Jeunesse-bruit : des synonymes

Une enquête réalisée dans le cadre des travaux de l’Université Paris III datant de 1982, rapporte que 90 % des personnes interrogées associent les termes « bruit » et « jeunesse ». Le bruit en effet, est pour les jeunes, synonyme de vie. De là à s’entourer de bruit, il n’y a qu’un pas, facilement franchi par nos « Pop sourdingues » qui sortent à la fin d’un concert les oreilles en feu, groggy, la tête prête à éclater. Les niveaux sonores enregistrés au passage des groupes « branchés » ou dans les discothèques sont très – trop – élevés : ils se situent bien au-delà des 105 dB à ne pas dépasser. Lors d’une étude réalisée en France en 1979, dans une dizaine de clubs, les niveaux sonores maxima relevés étaient de l’ordre de 102 dB sur la piste de danse, avec des pics à 110 dB. Extrait de La santé de l’homme, n° 265.

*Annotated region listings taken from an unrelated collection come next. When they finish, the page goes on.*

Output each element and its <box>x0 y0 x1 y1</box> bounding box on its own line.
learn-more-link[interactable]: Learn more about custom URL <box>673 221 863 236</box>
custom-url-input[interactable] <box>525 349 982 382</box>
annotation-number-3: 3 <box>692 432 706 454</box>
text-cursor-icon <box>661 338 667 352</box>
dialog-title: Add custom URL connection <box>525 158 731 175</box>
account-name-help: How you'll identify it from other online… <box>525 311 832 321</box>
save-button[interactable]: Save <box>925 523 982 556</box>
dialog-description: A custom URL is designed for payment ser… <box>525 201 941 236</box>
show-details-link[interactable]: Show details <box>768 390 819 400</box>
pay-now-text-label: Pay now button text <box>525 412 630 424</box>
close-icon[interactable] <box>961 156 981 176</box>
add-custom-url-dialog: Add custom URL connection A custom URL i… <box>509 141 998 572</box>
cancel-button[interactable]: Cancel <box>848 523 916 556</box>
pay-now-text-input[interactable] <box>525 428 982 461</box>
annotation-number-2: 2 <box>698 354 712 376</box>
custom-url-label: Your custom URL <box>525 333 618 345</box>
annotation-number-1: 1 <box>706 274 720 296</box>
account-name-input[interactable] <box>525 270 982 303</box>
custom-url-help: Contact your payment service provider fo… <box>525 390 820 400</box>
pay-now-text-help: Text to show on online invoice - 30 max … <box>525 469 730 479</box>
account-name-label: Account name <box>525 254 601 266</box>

Dans les discothèques et les rave-party, le « nuage musical » qui, entre autres s’oppose aux bruits extérieurs, facilite très souvent l’isolement « mental » des participants. Les niveaux sonores souvent supérieur à 110 dBA et les rythmes d’environ 100 battements par minutes dans les très basses et très hautes fréquences, créent une forte sensation de pulsations accélérées qui dépasse la sensation strictement auditive. En particulier les infra basses résonnent dans le ventre et dans la poitrine entraînant une surexcitation émotionnelle proche de la transe.

Bruit et scolarité

Selon diverses études, il semblerait qu’environ 80 % des salles de classe jouissent d’une mauvaise acoustique, celle-ci n’ayant été que très rarement prise en compte au moment de leur conception. Par ailleurs, les écoles sont souvent situées à proximité d’axes ferroviaires, routiers ou aéroportuaires contre les nuisances desquels elles ne sont pas protégées. Il résulte de ces mauvaises situations acoustiques de nombreux troubles pour les élèves : agitation, manque de concentration, de persévérance, participation réduite aux activités proposées, troubles du langage écrit ou parlé (dyslexie), retards dans l’acquisition de la langue et du savoir. La qualité du message reçu est elle aussi altérée par ces mauvaises conditions scolaires : la voix du professeur est masquée en présence de bruits de trafic et cela ne peut s’améliorer en criant, car alors le contenu informatif du message ne passe plus. Une étude effectuée dans des écoles de Bordeaux a permis de mettre en évidence que des élèves de classes bruyantes pouvaient commettre jusqu’à quatre fois plus d’erreurs de retranscription sous la dictée que ceux de classes calmes, et même huit fois plus en présence de fenêtres ouvertes : ces tests ont été faits dans des écoles présentant des niveaux sonores de 56 à 68 dB (A), le bruit extérieur étant de 70 dB (A), avec des pics de 85 à 90 dB (A). Un autre problème très important est constitué par le vacarme qui règne dans les cantines scolaires et qui s’ajoute aux nuisances exposées ci-dessus. Une étude menée dans les Hauts-de-Seine a permis d’y mesurer des niveaux compris entre 69 et 85 dB (A), dont 14 % dépassaient 84 dB (A), ce qui correspond au bruit produit dans un atelier de tournage ; ces niveaux proviennent entre autres de la mauvaise qualité acoustique des salles, du bruit des couverts sur les tables et des chaises traînées par terre, le tout lié à l’agitation et aux cris d’enfants difficiles à maintenir calmes dans une telle ambiance.

Source : Écho Bruit, Gazette du CIDB, mars 1986.